Dependent

A dependent task type’s example and dive into information of PyDolphinScheduler.

Example

r"""
A example workflow for task dependent.

This example will create two workflows named `task_dependent` and `task_dependent_external`.
`task_dependent` is true workflow define and run task dependent, while `task_dependent_external`
define outside workflow and task from dependent.

After this script submit, we would get workflow as below:

task_dependent_external:

task_1
task_2
task_3

task_dependent:

task_dependent(this task dependent on task_dependent_external.task_1 and task_dependent_external.task_2).
"""
from pydolphinscheduler import configuration
from pydolphinscheduler.core.workflow import Workflow
from pydolphinscheduler.tasks.dependent import And, Dependent, DependentItem, Or
from pydolphinscheduler.tasks.shell import Shell

with Workflow(
    name="task_dependent_external",
) as workflow:
    task_1 = Shell(name="task_1", command="echo task 1")
    task_2 = Shell(name="task_2", command="echo task 2")
    task_3 = Shell(name="task_3", command="echo task 3")
    workflow.submit()

with Workflow(
    name="task_dependent_example",
) as workflow:
    task = Dependent(
        name="task_dependent",
        dependence=And(
            Or(
                DependentItem(
                    project_name=configuration.WORKFLOW_PROJECT,
                    workflow_name="task_dependent_external",
                    dependent_task_name="task_1",
                ),
                DependentItem(
                    project_name=configuration.WORKFLOW_PROJECT,
                    workflow_name="task_dependent_external",
                    dependent_task_name="task_2",
                ),
            )
        ),
    )
    workflow.submit()

Dive Into

Task dependent.

class pydolphinscheduler.tasks.dependent.And(*args)[source]

Bases: DependentOperator

Operator And for task dependent.

It could accept both DependentItem and children of DependentOperator, and set AND condition to those args.

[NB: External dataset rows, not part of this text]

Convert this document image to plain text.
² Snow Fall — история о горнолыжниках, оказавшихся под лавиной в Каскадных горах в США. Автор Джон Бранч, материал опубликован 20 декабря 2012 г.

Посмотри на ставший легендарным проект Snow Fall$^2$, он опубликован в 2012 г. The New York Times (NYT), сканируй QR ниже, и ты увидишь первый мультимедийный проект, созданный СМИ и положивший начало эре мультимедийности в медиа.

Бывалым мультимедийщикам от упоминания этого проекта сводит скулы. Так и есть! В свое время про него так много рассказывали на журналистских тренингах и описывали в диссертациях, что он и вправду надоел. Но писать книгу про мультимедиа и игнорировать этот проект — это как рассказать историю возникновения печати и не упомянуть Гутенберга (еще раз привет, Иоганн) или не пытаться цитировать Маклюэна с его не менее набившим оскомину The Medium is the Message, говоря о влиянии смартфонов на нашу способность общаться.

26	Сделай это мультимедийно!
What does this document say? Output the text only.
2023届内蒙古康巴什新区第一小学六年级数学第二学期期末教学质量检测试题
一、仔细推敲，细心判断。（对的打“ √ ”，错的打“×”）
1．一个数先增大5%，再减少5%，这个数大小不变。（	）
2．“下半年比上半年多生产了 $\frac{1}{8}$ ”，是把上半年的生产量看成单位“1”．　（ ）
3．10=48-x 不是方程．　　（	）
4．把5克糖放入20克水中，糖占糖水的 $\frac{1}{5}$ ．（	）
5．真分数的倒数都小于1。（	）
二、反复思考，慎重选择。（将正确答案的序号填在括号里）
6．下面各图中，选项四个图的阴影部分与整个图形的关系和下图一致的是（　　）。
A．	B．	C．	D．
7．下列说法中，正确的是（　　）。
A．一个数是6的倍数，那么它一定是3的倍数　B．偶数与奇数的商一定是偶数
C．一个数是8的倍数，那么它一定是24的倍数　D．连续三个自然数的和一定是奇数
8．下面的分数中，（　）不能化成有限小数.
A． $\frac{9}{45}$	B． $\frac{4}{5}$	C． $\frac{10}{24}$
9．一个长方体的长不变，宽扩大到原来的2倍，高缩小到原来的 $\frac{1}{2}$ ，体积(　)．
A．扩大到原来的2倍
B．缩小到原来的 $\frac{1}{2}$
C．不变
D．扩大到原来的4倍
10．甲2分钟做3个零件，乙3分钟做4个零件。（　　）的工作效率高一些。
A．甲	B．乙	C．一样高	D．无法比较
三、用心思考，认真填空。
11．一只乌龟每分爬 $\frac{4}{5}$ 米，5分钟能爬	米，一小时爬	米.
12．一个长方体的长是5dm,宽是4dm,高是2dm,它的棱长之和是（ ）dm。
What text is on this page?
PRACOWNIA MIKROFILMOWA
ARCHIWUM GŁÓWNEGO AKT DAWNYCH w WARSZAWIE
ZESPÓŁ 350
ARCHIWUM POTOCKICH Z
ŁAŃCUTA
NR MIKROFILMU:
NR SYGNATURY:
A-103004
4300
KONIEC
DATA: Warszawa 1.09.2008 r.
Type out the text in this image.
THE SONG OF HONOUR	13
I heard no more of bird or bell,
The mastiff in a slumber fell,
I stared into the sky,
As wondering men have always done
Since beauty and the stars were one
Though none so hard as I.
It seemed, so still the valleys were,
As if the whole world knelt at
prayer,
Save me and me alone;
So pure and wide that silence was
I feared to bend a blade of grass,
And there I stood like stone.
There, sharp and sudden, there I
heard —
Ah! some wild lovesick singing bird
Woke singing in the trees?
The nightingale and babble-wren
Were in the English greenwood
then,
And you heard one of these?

class pydolphinscheduler.tasks.dependent.Dependent(name: str, dependence: DependentOperator, *args, **kwargs)[source]

Bases: Task

Task dependent object, declare behavior for dependent task to dolphinscheduler.

_downstream_task_codes: Set[int]
_task_relation: Set[TaskRelation]
_timeout: timedelta
_upstream_task_codes: Set[int]
property task_params: Dict

Override Task.task_params for dependent task.

Dependent task have some specials attribute dependence, and in most of the task this attribute is None and use empty dict {} as default value. We do not use class attribute _task_custom_attr due to avoid attribute cover.

class pydolphinscheduler.tasks.dependent.DependentDate[source]

Bases: str

Constant of Dependent date value.

These values set according to Java server models, if you want to add and change it, please change Java server models first.

CURRENT_HOUR = 'currentHour'
LAST_FRIDAY = 'lastFriday'
LAST_MONDAY = 'lastMonday'
LAST_MONTH = 'lastMonth'
LAST_MONTH_BEGIN = 'lastMonthBegin'
LAST_MONTH_END = 'lastMonthEnd'
LAST_ONE_DAYS = 'last1Days'
LAST_ONE_HOUR = 'last1Hour'
LAST_SATURDAY = 'lastSaturday'
LAST_SEVEN_DAYS = 'last7Days'
LAST_SUNDAY = 'lastSunday'
LAST_THREE_DAYS = 'last3Days'
LAST_THREE_HOURS = 'last3Hours'
LAST_THURSDAY = 'lastThursday'
LAST_TUESDAY = 'lastTuesday'
LAST_TWENTY_FOUR_HOURS = 'last24Hours'
LAST_TWO_DAYS = 'last2Days'
LAST_TWO_HOURS = 'last2Hours'
LAST_WEDNESDAY = 'lastWednesday'
LAST_WEEK = 'lastWeek'
THIS_MONTH = 'thisMonth'
THIS_WEEK = 'thisWeek'
TODAY = 'today'
class pydolphinscheduler.tasks.dependent.DependentItem(project_name: str, workflow_name: str | None = None, dependent_task_name: str | None = '0', dependent_date: DependentDate | None = 'today', *args, **kwargs)[source]

Bases: Base

Dependent item object, minimal unit for task dependent.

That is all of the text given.